Humorectomy: The surgical removal of a person’s sense of humor. (urbandictionary.com)
When I was first dating my husband I was totally in love. Of course this meant that I kept my blinders on and loved everything he said… including his really corny jokes. You know, the ones with the bad puns. After we’d been married a few years, had a few kids, I became all business, or, as my husband would describe it, I had a “humorectomy.”
I remember feeling frustrated and angry every time he would share a shameless pun, or retell a joke I had heard countless times. Why did he change from the funny guy I first met?
Then it dawned on me… he hadn’t changed, I did.
Here’s a short illustrative story:
“There once was an older retired couple driving down the road. Coming from the other direction was a young couple. The young lady was sitting very close to the young man with her head resting on his shoulder. It was easy to see that these two were in love. The older lady in the first car then said, ‘Don’t you wish we were still close like those two?’ The man replied, ‘I’m not the one who has moved’” (Leavitt & Christensen, 2003, p. 57).
It seemed a little presumptuous of me to demand that he have a humorectomy just because I did. I decided that if I had found those old, corny jokes cute and endearing when we were courting, I could choose to see the humor once again.
The dad joke is a pejorative term used to describe a corny, unfunny, or predictable joke, typically a pun. Generally inoffensive, dad jokes are traditionally told by fathers among family, either with sincere humorous intent, or to intentionally provoke a negative reaction to its "dagginess". (Wikipedia)
Yes, twenty-two years later, my husband is still telling the same “dad” jokes. I might groan and roll my eyes, but a smile also graces my lips because he is still the same fun, light-hearted man I married.
Me (seriously): Honey, how do we solve conflicts?
Him (with a sparkle in his eye): You get upset, I get upset. I yell, then you yell. Then I feel bad, then I apologize and it’s over.
"Rediscovering or reinvigorating friendship doesn't prevent couples from arguing, but it does give them a secret weapon that ensures quarrels don't get out of hand" (Gottman, 2015, p. 26).
"Rediscovering or reinvigorating friendship doesn't prevent couples from arguing, but it does give them a secret weapon that ensures quarrels don't get out of hand" (Gottman, 2015, p. 26).
References
Gottman, J. M. (2015).

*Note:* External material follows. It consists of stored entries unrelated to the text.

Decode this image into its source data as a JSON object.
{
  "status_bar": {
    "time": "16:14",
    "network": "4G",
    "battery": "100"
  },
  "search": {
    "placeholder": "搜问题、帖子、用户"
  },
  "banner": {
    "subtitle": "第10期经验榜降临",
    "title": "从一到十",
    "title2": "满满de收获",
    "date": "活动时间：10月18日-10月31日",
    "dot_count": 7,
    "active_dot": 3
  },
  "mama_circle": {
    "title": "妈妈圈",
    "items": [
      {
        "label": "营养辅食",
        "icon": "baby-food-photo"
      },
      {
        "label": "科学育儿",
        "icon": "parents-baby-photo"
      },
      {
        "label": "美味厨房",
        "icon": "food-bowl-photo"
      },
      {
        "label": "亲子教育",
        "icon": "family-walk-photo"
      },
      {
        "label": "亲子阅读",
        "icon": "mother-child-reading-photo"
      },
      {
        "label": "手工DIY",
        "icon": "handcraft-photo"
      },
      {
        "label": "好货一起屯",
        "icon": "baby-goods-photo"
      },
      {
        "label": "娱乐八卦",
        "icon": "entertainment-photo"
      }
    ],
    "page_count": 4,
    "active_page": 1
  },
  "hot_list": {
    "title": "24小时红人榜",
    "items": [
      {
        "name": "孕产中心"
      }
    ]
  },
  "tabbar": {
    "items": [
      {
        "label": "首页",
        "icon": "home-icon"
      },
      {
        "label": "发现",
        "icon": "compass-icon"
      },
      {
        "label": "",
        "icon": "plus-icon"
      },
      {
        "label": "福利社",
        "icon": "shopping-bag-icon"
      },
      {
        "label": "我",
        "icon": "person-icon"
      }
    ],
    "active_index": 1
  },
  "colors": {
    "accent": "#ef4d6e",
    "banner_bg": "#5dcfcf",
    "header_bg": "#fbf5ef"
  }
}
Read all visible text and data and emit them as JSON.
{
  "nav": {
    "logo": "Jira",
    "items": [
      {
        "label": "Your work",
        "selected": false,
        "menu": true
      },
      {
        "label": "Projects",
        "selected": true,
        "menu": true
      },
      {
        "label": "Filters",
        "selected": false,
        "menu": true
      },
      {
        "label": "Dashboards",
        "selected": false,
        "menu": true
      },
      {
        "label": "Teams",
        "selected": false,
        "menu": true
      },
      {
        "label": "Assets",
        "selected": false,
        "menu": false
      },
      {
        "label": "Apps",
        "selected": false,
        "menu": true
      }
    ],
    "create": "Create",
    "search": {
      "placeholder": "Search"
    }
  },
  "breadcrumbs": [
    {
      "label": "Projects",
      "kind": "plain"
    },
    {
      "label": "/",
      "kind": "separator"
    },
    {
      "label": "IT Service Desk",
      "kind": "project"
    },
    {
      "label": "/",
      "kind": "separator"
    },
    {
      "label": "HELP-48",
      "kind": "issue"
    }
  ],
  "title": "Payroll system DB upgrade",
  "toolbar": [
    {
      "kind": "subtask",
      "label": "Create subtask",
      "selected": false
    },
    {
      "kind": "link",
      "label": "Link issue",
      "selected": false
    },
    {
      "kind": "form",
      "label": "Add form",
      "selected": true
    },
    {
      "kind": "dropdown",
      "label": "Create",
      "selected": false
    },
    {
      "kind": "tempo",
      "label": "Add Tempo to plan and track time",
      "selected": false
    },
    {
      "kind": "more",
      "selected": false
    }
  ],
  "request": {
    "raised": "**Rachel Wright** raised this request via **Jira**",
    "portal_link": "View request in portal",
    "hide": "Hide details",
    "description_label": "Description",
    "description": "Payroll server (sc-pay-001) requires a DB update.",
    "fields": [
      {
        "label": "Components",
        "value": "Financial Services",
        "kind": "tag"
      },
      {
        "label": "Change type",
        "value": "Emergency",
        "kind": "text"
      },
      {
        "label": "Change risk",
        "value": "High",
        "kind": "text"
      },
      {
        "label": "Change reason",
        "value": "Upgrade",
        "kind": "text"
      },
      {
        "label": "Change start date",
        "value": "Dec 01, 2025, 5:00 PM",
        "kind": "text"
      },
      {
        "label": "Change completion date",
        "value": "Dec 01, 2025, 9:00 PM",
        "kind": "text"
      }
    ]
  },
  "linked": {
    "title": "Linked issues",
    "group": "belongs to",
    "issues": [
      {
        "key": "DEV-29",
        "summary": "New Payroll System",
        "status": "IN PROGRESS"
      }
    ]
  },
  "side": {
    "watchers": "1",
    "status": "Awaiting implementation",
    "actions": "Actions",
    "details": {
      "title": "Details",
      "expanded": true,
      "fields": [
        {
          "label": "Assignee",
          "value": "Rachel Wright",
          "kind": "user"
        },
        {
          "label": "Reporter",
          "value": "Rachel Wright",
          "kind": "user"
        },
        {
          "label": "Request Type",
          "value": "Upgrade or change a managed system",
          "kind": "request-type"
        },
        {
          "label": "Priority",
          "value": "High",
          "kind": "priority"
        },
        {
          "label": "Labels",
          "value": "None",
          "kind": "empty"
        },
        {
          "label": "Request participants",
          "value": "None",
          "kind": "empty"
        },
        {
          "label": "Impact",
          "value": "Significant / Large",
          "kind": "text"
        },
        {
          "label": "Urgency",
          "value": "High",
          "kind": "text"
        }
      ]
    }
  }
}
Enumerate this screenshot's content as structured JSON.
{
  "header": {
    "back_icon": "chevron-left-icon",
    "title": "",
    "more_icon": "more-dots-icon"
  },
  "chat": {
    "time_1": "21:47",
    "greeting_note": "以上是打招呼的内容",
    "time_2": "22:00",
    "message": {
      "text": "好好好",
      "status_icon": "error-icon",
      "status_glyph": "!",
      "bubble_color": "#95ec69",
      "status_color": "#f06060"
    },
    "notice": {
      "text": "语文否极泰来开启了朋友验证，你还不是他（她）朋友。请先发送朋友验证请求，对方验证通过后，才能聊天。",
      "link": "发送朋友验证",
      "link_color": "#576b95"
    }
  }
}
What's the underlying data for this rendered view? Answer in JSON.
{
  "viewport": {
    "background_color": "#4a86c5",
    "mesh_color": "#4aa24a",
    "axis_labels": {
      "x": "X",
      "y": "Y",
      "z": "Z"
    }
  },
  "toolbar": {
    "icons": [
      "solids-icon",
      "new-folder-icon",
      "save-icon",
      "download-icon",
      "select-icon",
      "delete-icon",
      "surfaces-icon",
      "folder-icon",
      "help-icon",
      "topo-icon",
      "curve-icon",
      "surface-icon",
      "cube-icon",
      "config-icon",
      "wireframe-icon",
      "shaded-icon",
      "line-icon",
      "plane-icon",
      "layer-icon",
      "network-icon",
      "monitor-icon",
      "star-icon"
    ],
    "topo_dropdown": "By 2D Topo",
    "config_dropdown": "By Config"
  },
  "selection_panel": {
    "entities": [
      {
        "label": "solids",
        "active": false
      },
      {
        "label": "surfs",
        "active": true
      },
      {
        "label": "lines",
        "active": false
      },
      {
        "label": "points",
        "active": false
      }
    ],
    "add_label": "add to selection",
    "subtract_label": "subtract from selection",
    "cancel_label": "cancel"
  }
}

The seven principles for making marriage work: A practical guide from the country’s foremost relationship expert [Kindle version]. Retrieved from Amazon.com
Leavitt, D. H. and Christensen, R. O. (2003). Scripture study for latter-day saint families: The book of mormon. Salt Lake City, UT: Deseret Book.
Leavitt, D. H. and Christensen, R. O. (2003). Scripture study for latter-day saint families: The book of mormon. Salt Lake City, UT: Deseret Book.